E quanto a cereja do bolo de Battle Royale, as mortes são absurdamente bem detalhadas, a violência soa realisticamente perfeita, cada ferimento, seja uma facada ou um tiro soa verossímil, muito fácil o leitor sentir a tensão do momento juntamente com a explosão de sentimentos confrontantes dos personagens. Em resumo O narrador te apresenta o personagem, conta pontos de sua vida, te mostra como está sua atual situação e depois ele morre.

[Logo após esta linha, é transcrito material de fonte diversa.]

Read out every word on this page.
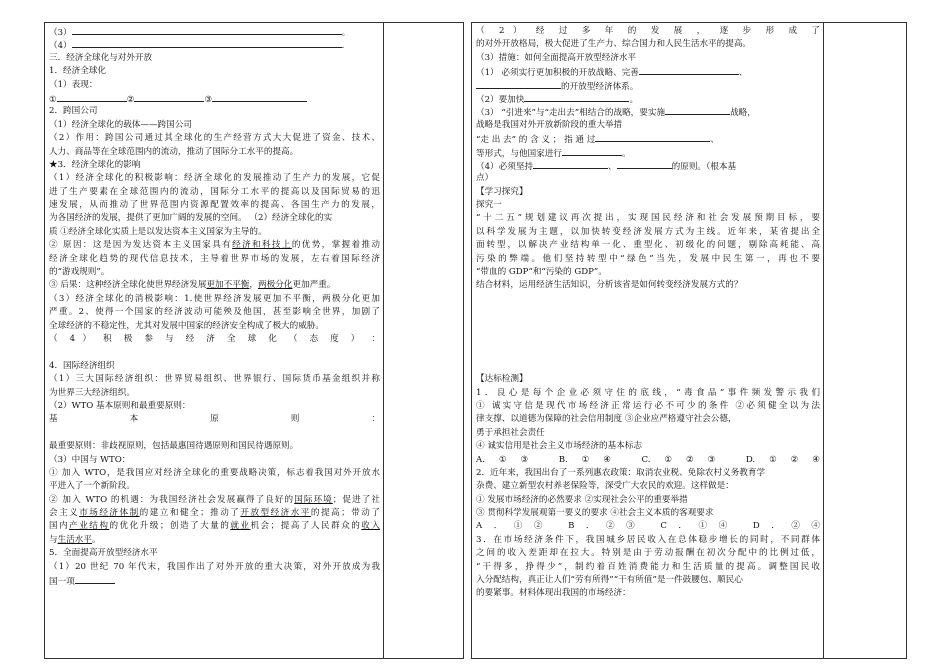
（3）	。
（4）	.
三．经济全球化与对外开放
1．经济全球化
（1）表现：
①	②	③
2．跨国公司
（1）经济全球化的载体——跨国公司
（2）作用：跨国公司通过其全球化的生产经营方式大大促进了资金、技术、
人力、商品等在全球范围内的流动，推动了国际分工水平的提高。
★3．经济全球化的影响
（1）经济全球化的积极影响：经济全球化的发展推动了生产力的发展，它促
进了生产要素在全球范围内的流动，国际分工水平的提高以及国际贸易的迅
速发展，从而推动了世界范围内资源配置效率的提高、各国生产力的发展，
为各国经济的发展，提供了更加广阔的发展的空间。 （2）经济全球化的实
质 ①经济全球化实质上是以发达资本主义国家为主导的。
② 原因：这是因为发达资本主义国家具有经济和科技上的优势，掌握着推动
经济全球化趋势的现代信息技术，主导着世界市场的发展，左右着国际经济
的“游戏规则”。
③ 后果：这种经济全球化使世界经济发展更加不平衡，两极分化更加严重。
（3）经济全球化的消极影响：1.使世界经济发展更加不平衡，两极分化更加
严重。2、使得一个国家的经济波动可能殃及他国，甚至影响全世界，加剧了
全球经济的不稳定性，尤其对发展中国家的经济安全构成了极大的威胁。
（ 4 ） 积 极 参 与 经 济 全 球 化 （ 态 度 ） ：
4．国际经济组织
（1）三大国际经济组织：世界贸易组织、世界银行、国际货币基金组织并称
为世界三大经济组织。
（2）WTO 基本原则和最重要原则：
基 本 原 则 ：
最重要原则：非歧视原则，包括最惠国待遇原则和国民待遇原则。
（3）中国与 WTO：
① 加入 WTO，是我国应对经济全球化的重要战略决策，标志着我国对外开放水
平进入了一个新阶段。
② 加入 WTO 的机遇：为我国经济社会发展赢得了良好的国际环境；促进了社
会主义市场经济体制的建立和健全；推动了开放型经济水平的提高；带动了
国内产业结构的优化升级；创造了大量的就业机会；提高了人民群众的收入
与生活水平。
5．全面提高开放型经济水平
（1）20 世纪 70 年代末，我国作出了对外开放的重大决策，对外开放成为我
国一项
（ 2 ） 经 过 多 年 的 发 展 ， 逐 步 形 成 了
的对外开放格局，极大促进了生产力、综合国力和人民生活水平的提高。
（3）措施：如何全面提高开放型经济水平
（1） 必须实行更加积极的开放战略、完善	、
的开放型经济体系。
（2）要加快	。
（3） “引进来”与“走出去”相结合的战略，要实施	战略，
战略是我国对外开放新阶段的重大举措
“走 出 去” 的 含 义 ； 指 通 过	、
等形式，与他国家进行	。
（4）必须坚持	、	的原则。（根本基
点）
【学习探究】
探究一
“十二五”规划建议再次提出，实现国民经济和社会发展预期目标，要
以科学发展为主题，以加快转变经济发展方式为主线。近年来，某省提出全
面转型，以解决产业结构单一化、重型化、初级化的问题，剔除高耗能、高
污染的弊端。他们坚持转型中“绿色”当先，发展中民生第一，再也不要
“带血的 GDP”和“污染的 GDP”。
结合材料，运用经济生活知识，分析该省是如何转变经济发展方式的？
【达标检测】
1．良心是每个企业必须守住的底线，“毒食品”事件频发警示我们
① 诚实守信是现代市场经济正常运行必不可少的条件 ②必须健全以为法
律支撑、以道德为保障的社会信用制度 ③企业应严格遵守社会公德，
勇于承担社会责任
④ 诚实信用是社会主义市场经济的基本标志
A.①③ B.①④ C.①②③ D.①②④
2．近年来，我国出台了一系列惠农政策：取消农业税、免除农村义务教育学
杂费、建立新型农村养老保险等，深受广大农民的欢迎。这样做是：
① 发展市场经济的必然要求 ②实现社会公平的重要举措
③ 贯彻科学发展观第一要义的要求 ④社会主义本质的客观要求
A．①② B．②③ C．①④ D．②④
3．在市场经济条件下，我国城乡居民收入在总体稳步增长的同时，不同群体
之间的收入差距却在拉大。特别是由于劳动报酬在初次分配中的比例过低，
“干得多，挣得少”，制约着百姓消费能力和生活质量的提高。调整国民收
入分配结构，真正让人们“劳有所得”“干有所值”是一件鼓腰包、顺民心
的要紧事。材料体现出我国的市场经济：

Não tenho o que reclamar da tradução direta do japonês de Jefferson José Teixeira, embora eu não tenha lido outra versão para comparar, não senti nenhum trecho forçado que identificasse uma tradução ruim, outro ponto positivo é justamente que a tradução se deu diretamente do japonês, e não da versão em inglês, o que ajuda a preservar a essência da versão original, visto que muita coisa se perde de uma tradução oriunda de outra tradução.
A edição brasileira da editora Globo, que por sinal é a única, possui uma qualidade respeitável, por si só o livro é grande e chama bastante a atenção na estante, o título do livro na lombada pode ser visto de longe, sendo facilmente identificável. A capa e as cores usadas também ficaram bastante boas, o preto e o vermelho são as cores relacionadas a tudo que é produzido sobre Battle Royale. Ressalta-se que por cima dos dois estudantes anônimos armados que ilustram a capa é possível visualizar o mapa quadriculado da ilha que por sinal é em alto relevo detalhe que é quase impossível de se identificar sem manusear pessoalmente o livro.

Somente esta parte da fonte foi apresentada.